How Children and Adults Make Sense of the World: Cognitive and Intercultural Aspects

Jean-Pierre Thibaut
Professor
Jean-Pierre Thibaut is Professor of developmental psychology at the University of Bourgogne, Dijon, France.

Adults know an infinite number of facts about the world, and children build world knowledge very fast, even in the case of highly formalized conceptual domains such as mathematics, physics, or morpho-syntax. In these domains, children progressively build or refer to increasingly complex intuitions, that are consistent or not with the experts’ views. Progressively people build a high level of competence in these domains which means that they refer to a set of relevant domain-specific formal devices. For example, in mathematics, if one understands the wording of an arithmetic word problem, he/she should be able to use the relevant algorithm in which the relations between quantities translate the relations between the objects mentioned in the word problem. In scientific fields such as physics, understanding notions such as force and energy suppose that people are able to translate these concepts in terms of object properties and relations between objects in a way that is consistent with the scientific concepts.

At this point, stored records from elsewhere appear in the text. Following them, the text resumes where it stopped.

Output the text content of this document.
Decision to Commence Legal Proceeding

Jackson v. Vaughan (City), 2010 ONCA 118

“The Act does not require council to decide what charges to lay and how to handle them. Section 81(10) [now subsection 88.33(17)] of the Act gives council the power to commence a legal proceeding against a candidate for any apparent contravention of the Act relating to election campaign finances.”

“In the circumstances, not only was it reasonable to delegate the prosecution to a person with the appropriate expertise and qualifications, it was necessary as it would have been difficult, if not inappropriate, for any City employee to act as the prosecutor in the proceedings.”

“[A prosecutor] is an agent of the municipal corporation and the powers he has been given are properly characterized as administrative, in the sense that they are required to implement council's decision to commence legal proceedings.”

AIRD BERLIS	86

In any case, the correct use of the relevant notions, formal devices should not depend on the nature of the objects that are involved in a sentence, or a math or a physics problem. Our main claim is that mathematical solving procedures, or answers regarding physical concepts depend on the nature of the objects involved in a problem: it seems that after all, how we count depends on what we count.

Research reveals important inter-individual accuracy differences in their use of these formal principles, both developmentally and in adults. Let’s illustrate briefly with two examples. Megalakaki and Thibaut (2016) [studied the differentiation of the force and energy concepts for animates and inanimates, with children aged 10-17, with simple situations that participants had to explain. They showed that younger students made no distinction between the two concepts for inanimate objects. Or they considered force and energy as intrinsic properties of the objects, related to their height and weight. They also attributed both concepts to animates, much less to inanimates. With age, these conceptions remained unchanged for the animate agents, Overall, students looked at energy and force as intrinsic properties, relying on the visible parameters and physical characteristics of the objects and agents.

In math, studies have shown that non-mathematical semantic information related to the entities described in a problem influences lay solvers’ performance. Recent data (Gros, Sander & Thibaut, 2020) show that isomorphic mathematical problems featuring weight quantities or duration quantities did not elicit the same solving procedure. Both types of problems could be solved with the same two procedures. The first was “14-5=9; 5-2=3; 9+3=12), that is a combination of subsets. The second is “14-2=12”, which is based on a relation between other quantities available in the problem. Interestingly, despite the mathematical equivalence between the problems, participants use the first solving procedure for subset problems, and used the second solving procedure for the duration problems. We interpreted this difference in terms of the nature of the quantities, subsets or durations. In another example, Thibaut (2023) showed that depending on the objects, both children and adults chose a different solving procedure, either development (e.g., (12 x 3) + (12 x 5)) or factorization (12 x (3 + 5)), when the problems were, respectively, to compute a total number of sausages and tulips (development) or of tulips and roses (factorization). The bias was even stronger in adults.

Differences also occur between cultures in terms of processing simple or complex objects or situations. For example, it has been shown that the well-known Mueller-Lyer perceptual illusion is more pronounced in western countries than in some sub-Saharan countries. The way we approach categorization also seems to be influenced by cultural differences. For example, in categorization tasks, westerners rely more on simple, single-attribute rules when they are available rather than on family resemblance, that is when several features are generally true of most category members without being necessary or sufficient. The latter mode of categorization is preferred in some Asian countries. The same difference between Asian and western countries seems also to hold in the case of analogical reasoning, as a comparison between Hong-Kong participants and American participants shows. It is generally thought that this is due to a broader focus on relations in some cultures and a focus on object properties in western countries.

Overall, comparisons between different age groups, or cultures suggest that participants differ widely in the strategy they follow even in very simple, hence straightforward, situations or in domains that seem to be well formalized and are independent of the object properties used in these situations, such as properties of objects in mathematical problems.